Wildlife Officer earns Prestigious Award
San Luis Valley wildlife officer earns prestigious national award
MONTE VISTA, Colo. – Brian Bechaver, a district wildlife officer for Colorado Parks and Wildlife in the San Luis Valley recently received the Shikar-Safari Club International 2017 “Wildlife Officer of the Year” award.
Shikar-Safari Club International is worldwide hunting and wildlife conservation organization. Every year it recognizes wildlife professionals in all 50 states. Bechaver, a 21-year veteran with CPW, received the award at the Colorado Parks and Wildlife Commission meeting on Sept. 7. The honor recognizes long-term service and dedication to the wildlife profession.
Bechaver, who grew up in the San Luis Valley, started his wildlife career with the Wyoming Game and Fish Department. After two years he moved back home and now works a sprawling district that includes parts of four different counties in the south part of the San Luis Valley. The four counties are: Rio Grande, Costilla, Conejos and Alamosa.

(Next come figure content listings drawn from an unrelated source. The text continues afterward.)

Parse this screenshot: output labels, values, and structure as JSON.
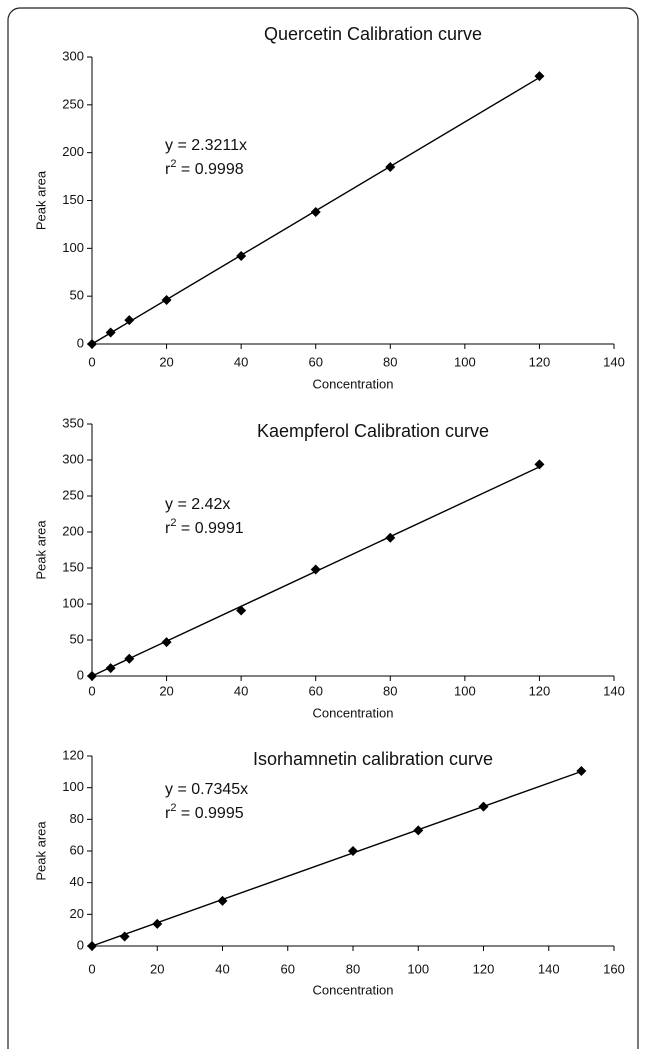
{
  "chart_data": [
    {
      "type": "scatter",
      "title": "Quercetin Calibration curve",
      "x_label": "Concentration",
      "y_label": "Peak area",
      "equation": "y = 2.3211x",
      "r_squared": {
        "symbol": "r",
        "exponent": "2",
        "text": " = 0.9998"
      },
      "x": [
        0,
        5,
        10,
        20,
        40,
        60,
        80,
        120
      ],
      "values": [
        0,
        12,
        25,
        46,
        92,
        138,
        185,
        280
      ],
      "trendline": {
        "x": [
          0,
          120
        ],
        "values": [
          0,
          278.5
        ]
      },
      "color": "#000000",
      "xlim": [
        0,
        140
      ],
      "xticks": [
        0,
        20,
        40,
        60,
        80,
        100,
        120,
        140
      ],
      "ylim": [
        0,
        300
      ],
      "yticks": [
        0,
        50,
        100,
        150,
        200,
        250,
        300
      ]
    },
    {
      "type": "scatter",
      "title": "Kaempferol Calibration curve",
      "x_label": "Concentration",
      "y_label": "Peak area",
      "equation": "y = 2.42x",
      "r_squared": {
        "symbol": "r",
        "exponent": "2",
        "text": " = 0.9991"
      },
      "x": [
        0,
        5,
        10,
        20,
        40,
        60,
        80,
        120
      ],
      "values": [
        0,
        11,
        24,
        47,
        91,
        148,
        192,
        294
      ],
      "trendline": {
        "x": [
          0,
          120
        ],
        "values": [
          0,
          290.4
        ]
      },
      "color": "#000000",
      "xlim": [
        0,
        140
      ],
      "xticks": [
        0,
        20,
        40,
        60,
        80,
        100,
        120,
        140
      ],
      "ylim": [
        0,
        350
      ],
      "yticks": [
        0,
        50,
        100,
        150,
        200,
        250,
        300,
        350
      ]
    },
    {
      "type": "scatter",
      "title": "Isorhamnetin calibration curve",
      "x_label": "Concentration",
      "y_label": "Peak area",
      "equation": "y = 0.7345x",
      "r_squared": {
        "symbol": "r",
        "exponent": "2",
        "text": " = 0.9995"
      },
      "x": [
        0,
        10,
        20,
        40,
        80,
        100,
        120,
        150
      ],
      "values": [
        0,
        6,
        14,
        28.5,
        60,
        73,
        88,
        110.5
      ],
      "trendline": {
        "x": [
          0,
          150
        ],
        "values": [
          0,
          110.2
        ]
      },
      "color": "#000000",
      "xlim": [
        0,
        160
      ],
      "xticks": [
        0,
        20,
        40,
        60,
        80,
        100,
        120,
        140,
        160
      ],
      "ylim": [
        0,
        120
      ],
      "yticks": [
        0,
        20,
        40,
        60,
        80,
        100,
        120
      ]
    }
  ]
}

Rick Basagoitia, area wildlife manager for the valley and Bechaver’s supervisor, said the officer brings all the traits critical for doing the job. “He knows what needs to be done and he does his entire job well ‒ not just what he wants to do,” Basagoitia said. “He knows law enforcement, teaches kids about hunting and safety, and it’s not below him to go out and fix fences and pound in posts.”
A life-long hunter and outdoorsman, Bechaver is the fourth generation of his family to live in the expansive San Luis Valley. “I care about wildlife, I care about the land and I care about the people who live here,” Bechaver said. “I have real connections here.”
Like most officers, Bechaver said that there’s scarcely a dull moment doing his job. “There’s always something new, everyday. Interacting with people, patrolling, doing investigations, working with hunters. Even after all of these years I still enjoy the job,” he said.
Besides his regular duties, Bechaver is now working on an important wildlife project in the valley. He’s the leader of the Brownie Hills project, a 17,000-acre area now owned by Costilla County on the west side of the valley, that will be managed as a state wildlife area.